Serena opens the bags she has with her; filled with maternity clothes. "From Paris," she announces and pulls out a pair of flats. Rosy pink and pretty and a size bigger than Blair usually wears. They fit like a glove.

Then, Serena does her make-up. They are quiet but when it's done they look at each other in the mirror and both break down at the same time. Ugly-crying, but Serena does it better. Blair's cheeks become a soot-colored waterfall and Serena has to do it all over again, but none of them care.

Serena hooks her arm under Blair's and together they carry their heads high on the streets of New York City. The two prettiest girls in New York; plus one.

.3

Blair awakens one night in March with her belly stretching. Bending her over, folding into itself. It hurts and she realizes that it's time. Now. The baby is coming now.

She doesn't look at her phone when she makes the call. Doesn't care that it's three in the morning. Instinct. She's terrified.

"It's happening."

"I'll be there. Whatever you need."

They shine too-bright lights in her face and she sweats cold. Damp between her breasts and her entire body aching. She barely even realizes that it's Dan who takes her to the hospital, his words soft in the shell of her ear. She clutches his fingers together so hard they turn ebony. He doesn't complain as she curses at him and snaps at the nurses because her bed isn't comfortable and then breaks down and sobs against his plaid shirt (with his heart thundering underneath) because this hurts more than Chuck's multiple heart-trashing and Louis' eyes heavy and accusing on hers and her belly.

It happens fast then.

"Are you the father?" they ask Dan.

"There is no father," she answers in gasps. "But he's my friend."

So he stays. During everything. When she screams and trashes and pushes and sighs in relief and exhaustion. He cuts the cord.

She feels like she has been bent the wrong way; her bones jelly and dislocated and put back together but slightly wrong.

When they place her son in her arms, she feels like she's dreamwalking. Somehow, it can't be true. Wrapped in a blanket, with skin like a raisin. Showing him her tonsils, his lungs not quite working. Thrown out into a cold world he knows nothing of. She cradles him, because she knows; just knows, what that feels like.

She kisses the crown of her baby's head - gooey and softly curving at the tender top - with wet, black hair. He shivers on her belly, hiccupping into her chest. His eyes are crescents. And she feels this … thing. Something so much greater than Chuck or Louis or even Dan, who stands next to her; his face frost-white and fingers warm on her arm.
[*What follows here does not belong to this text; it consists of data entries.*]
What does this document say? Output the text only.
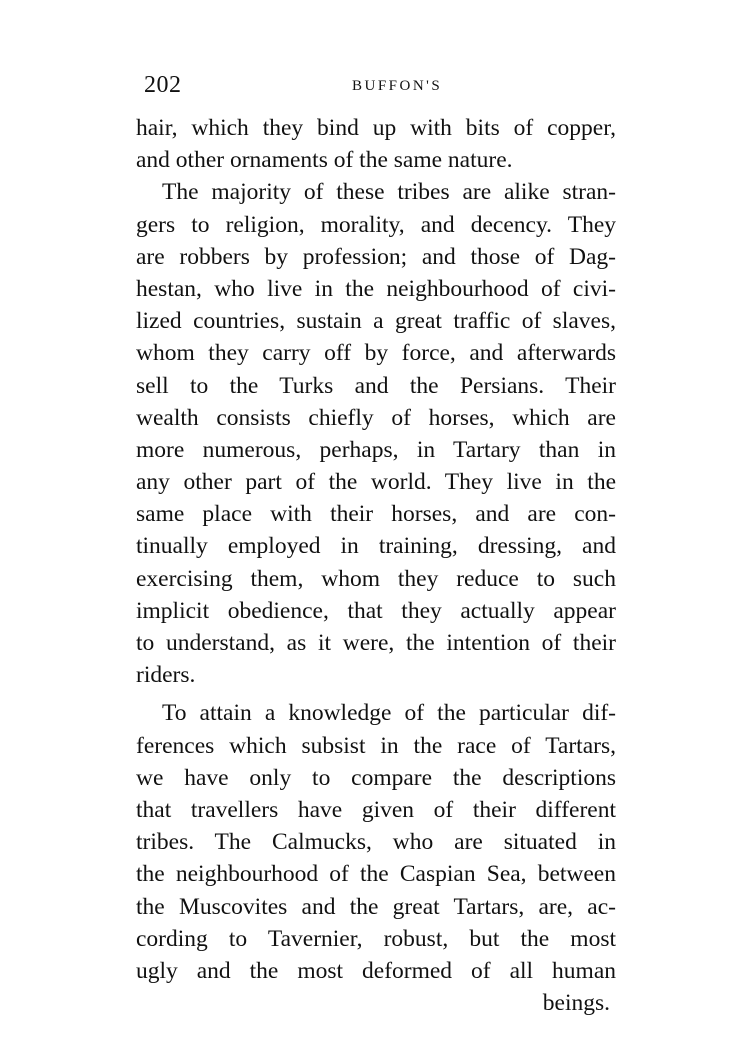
202	BUFFON'S
hair, which they bind up with bits of copper,
and other ornaments of the same nature.
The majority of these tribes are alike stran-
gers to religion, morality, and decency. They
are robbers by profession; and those of Dag-
hestan, who live in the neighbourhood of civi-
lized countries, sustain a great traffic of slaves,
whom they carry off by force, and afterwards
sell to the Turks and the Persians. Their
wealth consists chiefly of horses, which are
more numerous, perhaps, in Tartary than in
any other part of the world. They live in the
same place with their horses, and are con-
tinually employed in training, dressing, and
exercising them, whom they reduce to such
implicit obedience, that they actually appear
to understand, as it were, the intention of their
riders.
To attain a knowledge of the particular dif-
ferences which subsist in the race of Tartars,
we have only to compare the descriptions
that travellers have given of their different
tribes. The Calmucks, who are situated in
the neighbourhood of the Caspian Sea, between
the Muscovites and the great Tartars, are, ac-
cording to Tavernier, robust, but the most
ugly and the most deformed of all human
beings.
Never-leaving and something so secure that she almost wants to weep. Thank you doesn't seem sufficient.

What she feels for this tiny creature in her arms is pure and demanding and there. Taking up elephant-space in her heart, weaving around it. Simple. Something she never understood. Love.

She realizes it doesn't matter whose he is. He is Blair's and Blair does not share.

She smiles up at Dan, who smiles back, tiredly. Then he leans over and places the sweetest of kisses against her sweaty temple. A hushed promise of a future holding more.

She looks down and buries her nose between the neck and shoulder of her baby.

"Hi," she whispers into the shivering body that was a part of her minutes ago; forever will be. Something she never expected; wasn't part of her plan. Something perfect. And for the first time in her life, she realizes what three words, eight letters truly, fully mean.